Teresa pasa la mano por encima de la tortuga para llegar a un complejo pastillero de plástico azulado semitransparente que divide las pastillas por días y por tomas.

Coge un  vaso colgado en un gancho de la pared, una jarra purificadora del agua con termómetro incorporado y ofrece una pastilla al niño.

El niño se introduce la píldora en la boca y ella empuja el vaso hacia él, como haría un vaquero. Deslizándolo por la mesa,  tratándole como si fuera un adulto, mirándole bromista.

El niño se ayuda del líquido para tragarse la pastilla.

Al terminar, empuja el vaso hacia ella, imitándola.

Ella coge una pastilla del clasificador, se la mete en la boca y bebe.

La tortuga asoma la cabeza, pero ellos están tan forrados de complicidad que no se dan cuenta.

Y ahora, dame un beso y a dormir, que mañana la tortuga te estará esperando para que la saques de aquí.

Migue desapareció escaleras arriba y Teresa se quedó allí sola con la tortuga,  pasando sus dedos por el caparazón, reconociéndola como hacen los ciegos con todo lo que les importa y llorando. Luego cerró la puerta y se acostó.

A la mañana siguiente, el pequeño Miguel se sintió estafado. La tortuga había desaparecido. La buscaron por las esquinas, bajo el lavaplatos, tras la lavadora… y no estaba.

Esa tortuga no esperaba por nadie, por eso seguía viva.

PODÍAS HABERME DEJADO ELEGIR

Despidiéndose de sus compañeras de vuelo, Teresa, simplemente no parece humana. Ella siempre supo arrimarse a la gente más fea, menos agraciada. Siempre supo asociarse con chicas a las que eclipsaba sutilmente con su belleza. Pero, con el tiempo, las cosas se habían escapado de su control y ahora llevaba un carnet falsificado que su padre le había gestionado para que pudiera cumplir su sueño. El de ser azafata.

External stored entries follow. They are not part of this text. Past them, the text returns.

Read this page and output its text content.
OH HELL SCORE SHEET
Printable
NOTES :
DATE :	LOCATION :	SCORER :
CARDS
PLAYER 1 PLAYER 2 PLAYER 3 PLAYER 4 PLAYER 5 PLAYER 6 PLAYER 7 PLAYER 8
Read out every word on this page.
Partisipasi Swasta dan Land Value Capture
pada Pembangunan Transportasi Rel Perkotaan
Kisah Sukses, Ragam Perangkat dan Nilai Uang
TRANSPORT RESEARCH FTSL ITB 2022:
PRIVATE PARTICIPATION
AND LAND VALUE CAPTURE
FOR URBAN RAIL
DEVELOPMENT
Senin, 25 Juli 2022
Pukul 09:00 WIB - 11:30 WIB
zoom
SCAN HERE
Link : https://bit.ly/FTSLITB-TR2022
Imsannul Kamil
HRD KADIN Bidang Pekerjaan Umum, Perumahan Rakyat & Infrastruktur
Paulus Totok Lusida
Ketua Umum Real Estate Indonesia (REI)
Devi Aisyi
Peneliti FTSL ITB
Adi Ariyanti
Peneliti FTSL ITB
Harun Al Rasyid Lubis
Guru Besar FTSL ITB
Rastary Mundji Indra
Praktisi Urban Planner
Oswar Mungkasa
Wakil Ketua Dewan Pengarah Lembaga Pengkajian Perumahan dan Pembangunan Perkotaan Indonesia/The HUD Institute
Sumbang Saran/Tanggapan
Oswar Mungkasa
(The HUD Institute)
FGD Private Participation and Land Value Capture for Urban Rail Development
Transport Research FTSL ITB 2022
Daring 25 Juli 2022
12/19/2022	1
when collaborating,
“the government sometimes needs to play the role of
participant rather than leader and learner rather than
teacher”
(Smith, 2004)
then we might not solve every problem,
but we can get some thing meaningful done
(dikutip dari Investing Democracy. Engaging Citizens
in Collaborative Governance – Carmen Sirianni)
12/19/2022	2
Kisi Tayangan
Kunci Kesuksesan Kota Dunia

Bueno, Teresa, disfruta de la visita…

¡Gracias Ana, descansa!

Yo no disfruto tanto como tú… Marcos está en Madrid, agobiado con la tesis… y yo aquí, en Bangkok, con la regla y con un sueño atrasado inmenso. Voy a ponerme una película en el hotel y a esperar que esto pase lo antes posible.

¡Hasta mañana!

Para tener esta conversación entre azafatas, Teresa se había acostado a las 16:45 de la tarde del día anterior, se había levantado a la 1:45, se había maquillado hasta las 3:20, se había tomado un Lexatin y había tratado de concentrar toda su energía positiva desde el mismo momento en que salió de casa. Aquel carnet de azafata falso era la prueba de que habría sido mejor no cumplir sus sueños. De que los sueños de Teresa la iban a matar. Teresa era 12 años mayor que su compañera. Y siempre supo que no escogía. Se creía en cierto modo inmortal por ello. Desde muy niña pensaba que ya estaba muerta. Así que no tenía nada que perder.

Teresa era viuda y el fantasma de su marido nunca supo ayudarla. Ella era de esa clase de chicas con las que nunca sabes qué botón pulsar. Era igual en la cama. Era así con todo.

El fantasma de su marido le sacó una pelusa de su chaqueta de azafata.

Al salir de la zona de embarque, después de saludar en inglés a diestro y siniestro, Teresa se topó con una pared que pensó que ya no existía, se confundió y se golpeó con el pasado.

Hola.

Otra vez aquel olor tostado de su infancia. Otra vez la primera vez.

Teresa parece ahora mucho más joven, tampoco parece humana, pero resulta pequeña al lado de aquel hombre de 64 años, gitano de pelo canoso.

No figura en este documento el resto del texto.